Aku kembali dibayangi oleh suasana di pesantren, ketika waktu subuh shalat jama'ah di masjid.

"Apa aku bisa menerapkan di lingkunganku sekarang ini ya?" tanyaku dalam hati.

Memang, selama selesai Tsanawiyah dan melanjutkan Madrasah Aliyah Negeri yang tidak tinggal di asrama, aku sudah jarang bahkan tidak sama sekali kemasjid dalam satu bulan. Ini menjadi pukulan telak bagiku, aku coba merenungu sejenak. Terbesit dihatiku untuk segera keluar kamar, berwhudu, berpakaian rapi, dan aku pun melangkahkan kaki ke Meunasah yang jaraknya tidak jauh dari rumah. Aku benar-benar menikmati jama'ah subuh ini, Tuhan masih memberiku taufiq dan hidayah sehingga kaki masih sanggup melangkah, mata masih mampu melihat, hati masih mampu merasakan cinta sang hamba kepada Tuhan yang menciptakannya.

Ayat

"Ini hari kamis,, so, malam jum'at tidak ada pengajian" sambil melihat kelender aku bergumam. Setidaknya hari ini tidak terlalu lelah harus sampai malam belajar. Langsung saja bersiap-siap, sarapan, dan berselancar di jalan yang sedikit berembun menuju sekolah.

***

Malam jum'at biasanya aku membaca al Quran lebih banyak dibanding waktu lainnya. Kali ini aku mengulang hafalan juz satu, membaca surat Yasin, dan al Kahfi. Setelah semua selesai, sekarang saatnya membereskan barang-barang yang berserekan. Wajar saja, kamar anak muda, pasti banyak yang berserakan. Ketika membuka lemari tempat menyimpan buku, aku melihat sebuah buku yang mencolok, covernya tebal kotak-kotak variasi warna hijau.

"What is that? Oh no, ini buku diaryku dulu ketika di pesantren. Masih ada ternyata" spontan terucap dari lisanku. Selama di pesantren aku sering melukiskan kejadian-kejadian aneh, seru, ajaib, dan horor ke dalam tulisan. Bukan tulisan-tulisan lebay yang banyak di dapat pada diary kebanyakan orang sekarang. Sehingga dua tahun disana hanya menghasilkan satu buku diary yang berjumlah 80 halaman.

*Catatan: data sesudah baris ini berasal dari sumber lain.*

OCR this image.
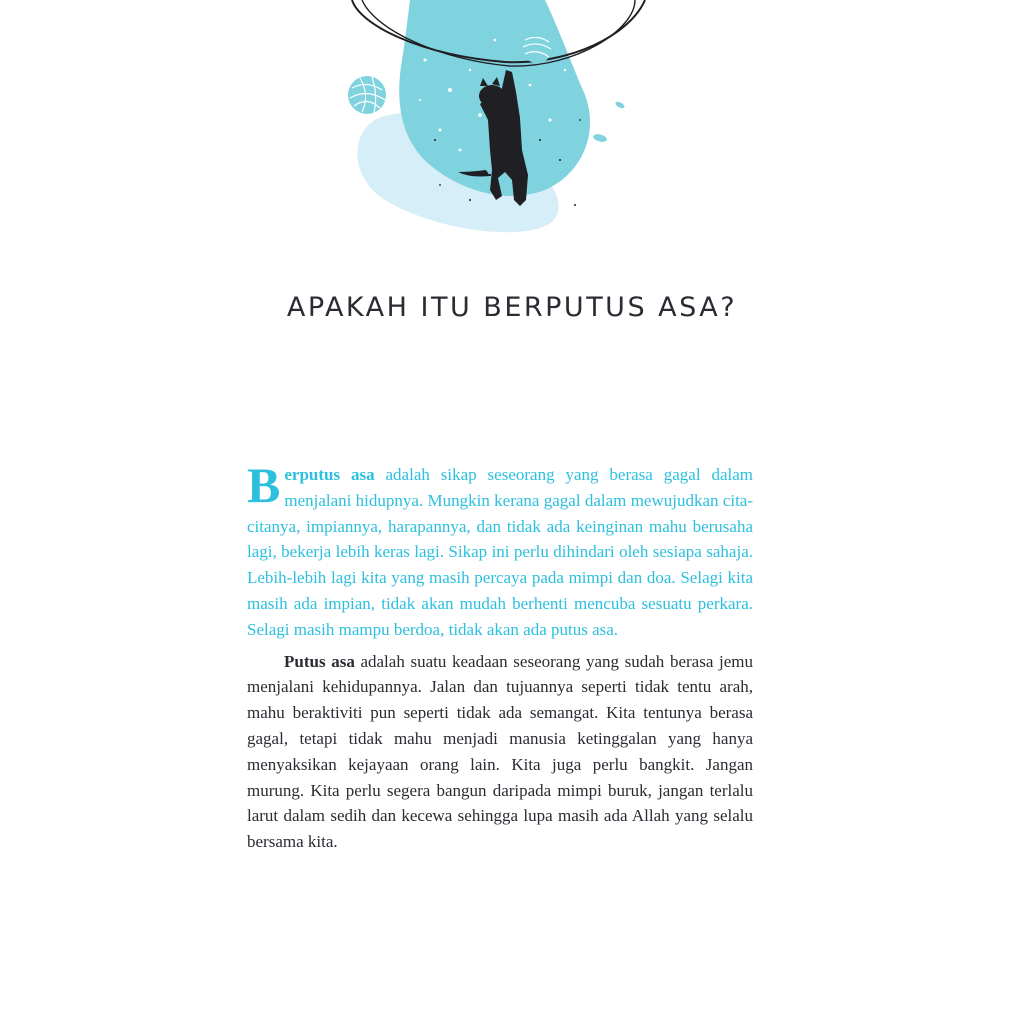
APAKAH ITU BERPUTUS ASA?

Berputus asa adalah sikap seseorang yang berasa gagal dalam menjalani hidupnya. Mungkin kerana gagal dalam mewujudkan cita-citanya, impiannya, harapannya, dan tidak ada keinginan mahu berusaha lagi, bekerja lebih keras lagi. Sikap ini perlu dihindari oleh sesiapa sahaja. Lebih-lebih lagi kita yang masih percaya pada mimpi dan doa. Selagi kita masih ada impian, tidak akan mudah berhenti mencuba sesuatu perkara. Selagi masih mampu berdoa, tidak akan ada putus asa.

Putus asa adalah suatu keadaan seseorang yang sudah berasa jemu menjalani kehidupannya. Jalan dan tujuannya seperti tidak tentu arah, mahu beraktiviti pun seperti tidak ada semangat. Kita tentunya berasa gagal, tetapi tidak mahu menjadi manusia ketinggalan yang hanya menyaksikan kejayaan orang lain. Kita juga perlu bangkit. Jangan murung. Kita perlu segera bangun daripada mimpi buruk, jangan terlalu larut dalam sedih dan kecewa sehingga lupa masih ada Allah yang selalu bersama kita.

Aku lantas membukanya dari awal, satu persatu sampai aku menemukab sesuatu yang membuatku tersenyum diiringi sedikit tawa.

IBSI, 10 Desember 2008

Alhamdulillah, puasa senin kamis berjalan lancar semoga tetap istiqamah, ini semua karena ada teman yang mau bareng juga. Jadi tidak sendirian makan sahurnya.

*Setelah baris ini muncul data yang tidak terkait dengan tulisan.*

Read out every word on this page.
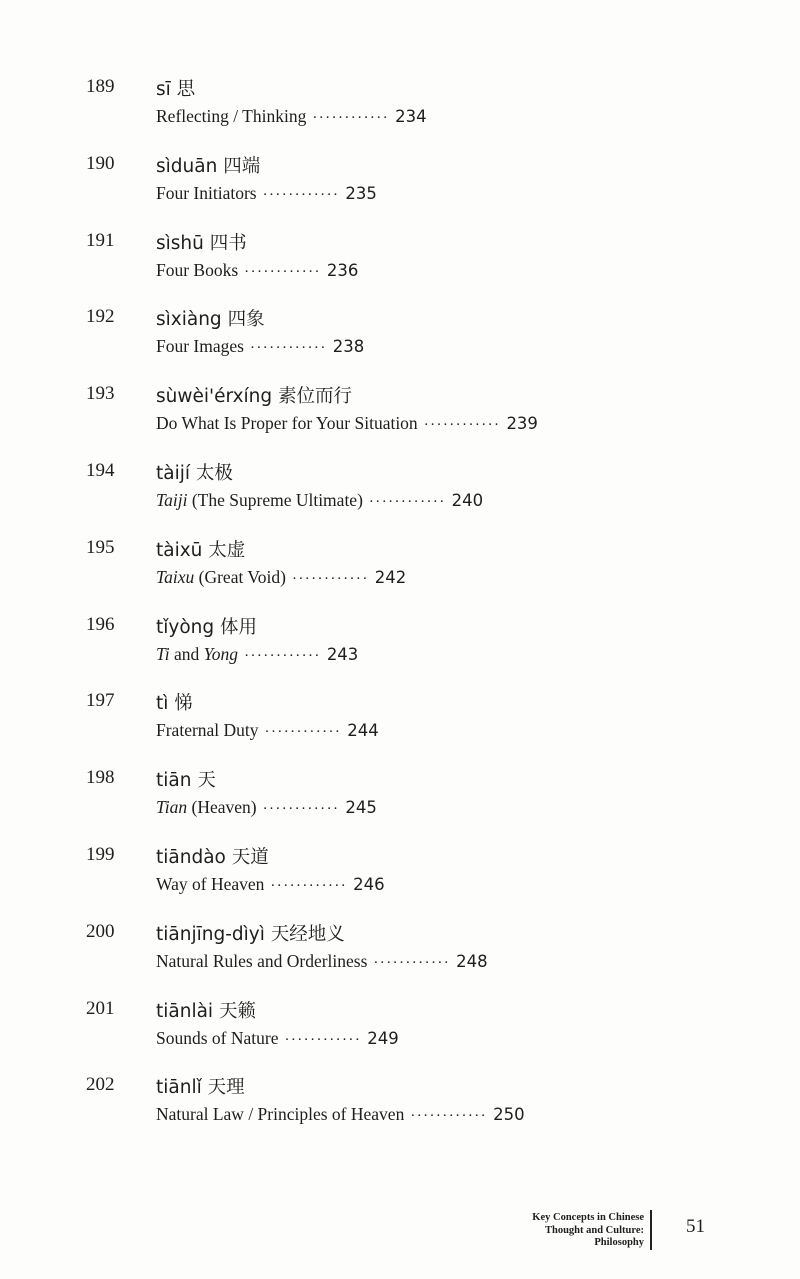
189	sī 思
Reflecting / Thinking ············ 234
190	sìduān 四端
Four Initiators ············ 235
191	sìshū 四书
Four Books ············ 236
192	sìxiàng 四象
Four Images ············ 238
193	sùwèi'érxíng 素位而行
Do What Is Proper for Your Situation ············ 239
194	tàijí 太极
Taiji (The Supreme Ultimate) ············ 240
195	tàixū 太虚
Taixu (Great Void) ············ 242
196	tǐyòng 体用
Ti and Yong ············ 243
197	tì 悌
Fraternal Duty ············ 244
198	tiān 天
Tian (Heaven) ············ 245
199	tiāndào 天道
Way of Heaven ············ 246
200	tiānjīng-dìyì 天经地义
Natural Rules and Orderliness ············ 248
201	tiānlài 天籁
Sounds of Nature ············ 249
202	tiānlǐ 天理
Natural Law / Principles of Heaven ············ 250
Key Concepts in Chinese
Thought and Culture:
Philosophy
51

Tiga hari lalu, rabu sore, adik kelas satu lantai bawah minta di bangunin sahur. Sebelum-sebelumnya aku juga care sama mereka, jadi akrab gitu.

"Bang, puasa kamis besok?"

"InsyaAllah kalau bangun sahur, kenapa mau puasa juga?"

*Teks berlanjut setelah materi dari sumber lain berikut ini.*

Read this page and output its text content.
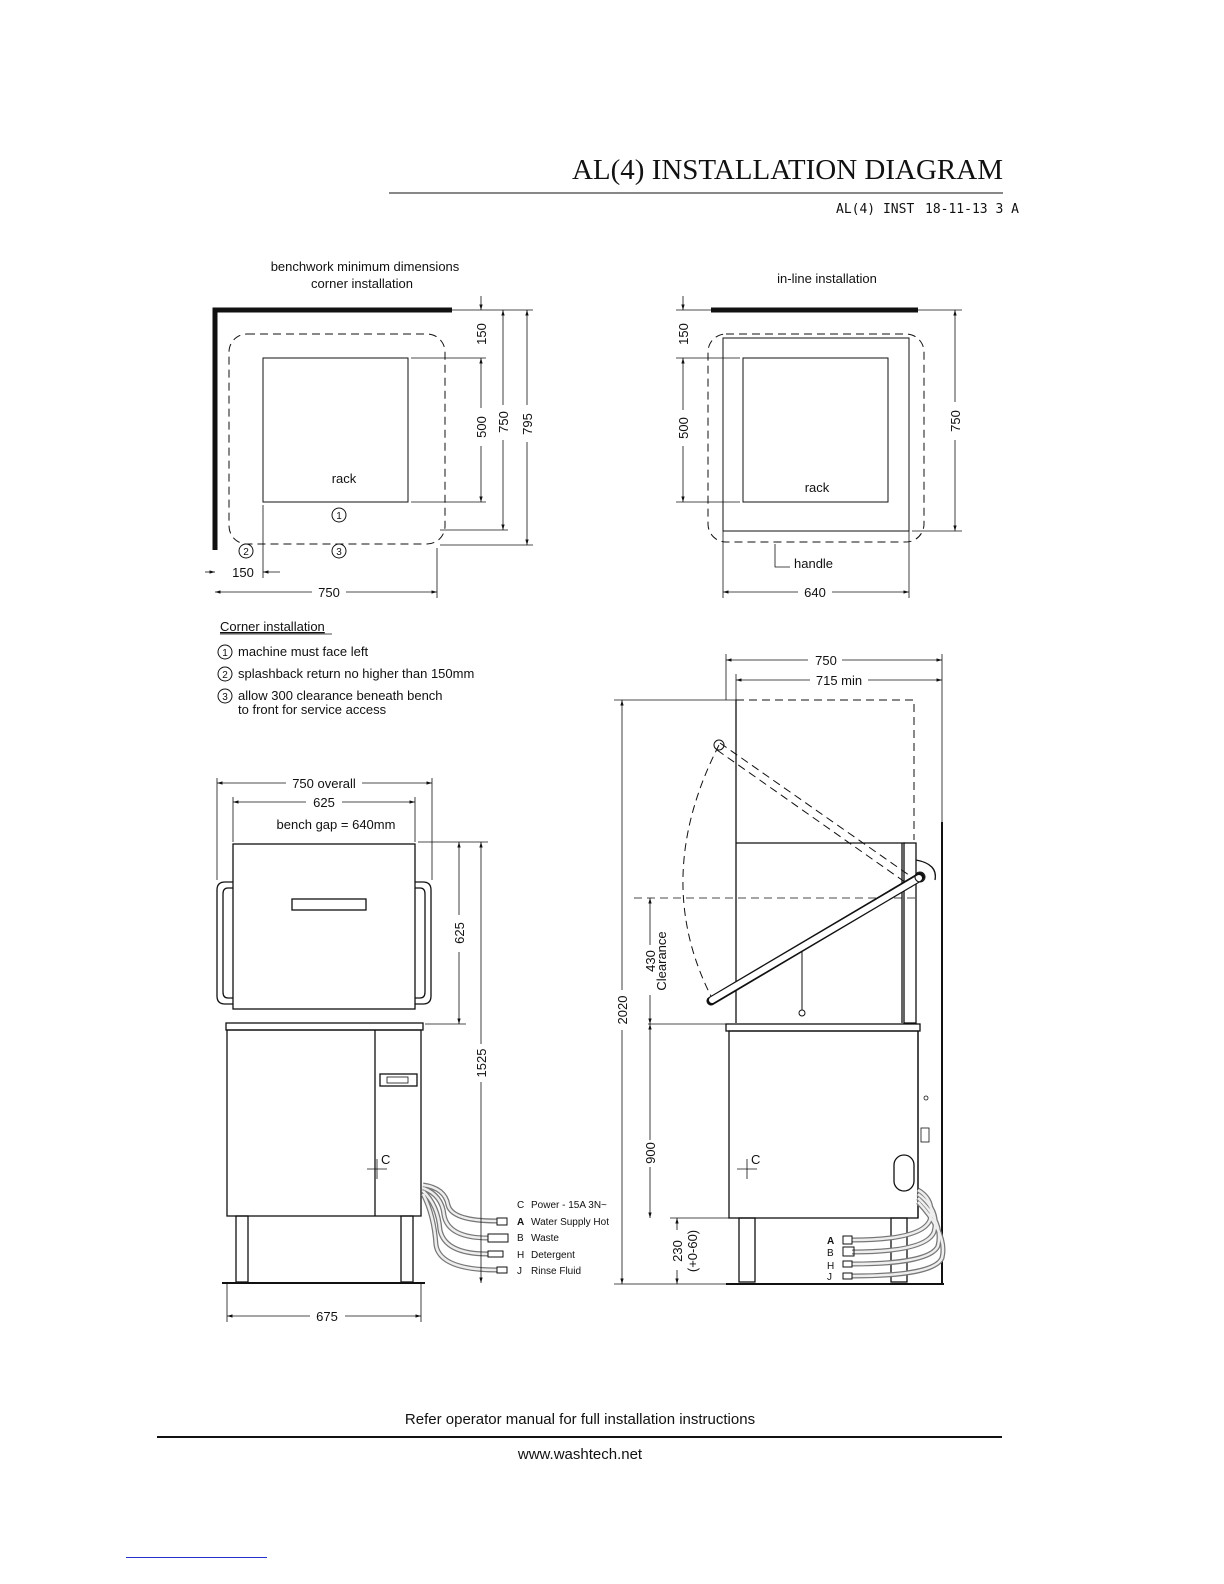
AL(4) INSTALLATION DIAGRAM
AL(4) INST 18-11-13 3 A
benchwork minimum dimensions
corner installation
rack
1
2	3
150
750
150
500 750 795
in-line installation
rack
handle
150
500	750
640
Corner installation
1 machine must face left
2 splashback return no higher than 150mm
3 allow 300 clearance beneath bench
to front for service access
750 overall
625
bench gap = 640mm
C
C Power - 15A 3N~
A Water Supply Hot
B Waste
H Detergent
J Rinse Fluid
625
1525
675
750
715 min
C
A
B
H
J
2020
430
Clearance
900
230 (+0-60)
Refer operator manual for full installation instructions
www.washtech.net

"Iya ni, tapi kalau bangun sahur. Ntar malam tolong bangunin ya"

"Yup, abang ketuk pintu nanti ya, dibuka! Jangan kirain hantu"

Waktu malamnya, aku bangun jam setengah tiga, stok untuk sahur sudah ada Indomie. Air ambil di dapur umum. Teringat adik kelas minta dibangunin aku pun turun ke bawah. Rencananya mau ketuk pintu. Tapi tiba-tiba berubah pikiran jadinya ketuk jendela belakang. Belakang asrama kan sedikit gelap, jadi lebih seru. "Tok tok tok,, bangun, bangun,,," dengan meminjam irama hantu-hantu di televisi. Semakin keras aku mengetuk dan bersuara. Akhirnya orang didalamnya ada yang terkejut juga.

"Hahaha,, seru juga dulu, sekarang siapa coba mau dikerjai" aku tertawa lepas.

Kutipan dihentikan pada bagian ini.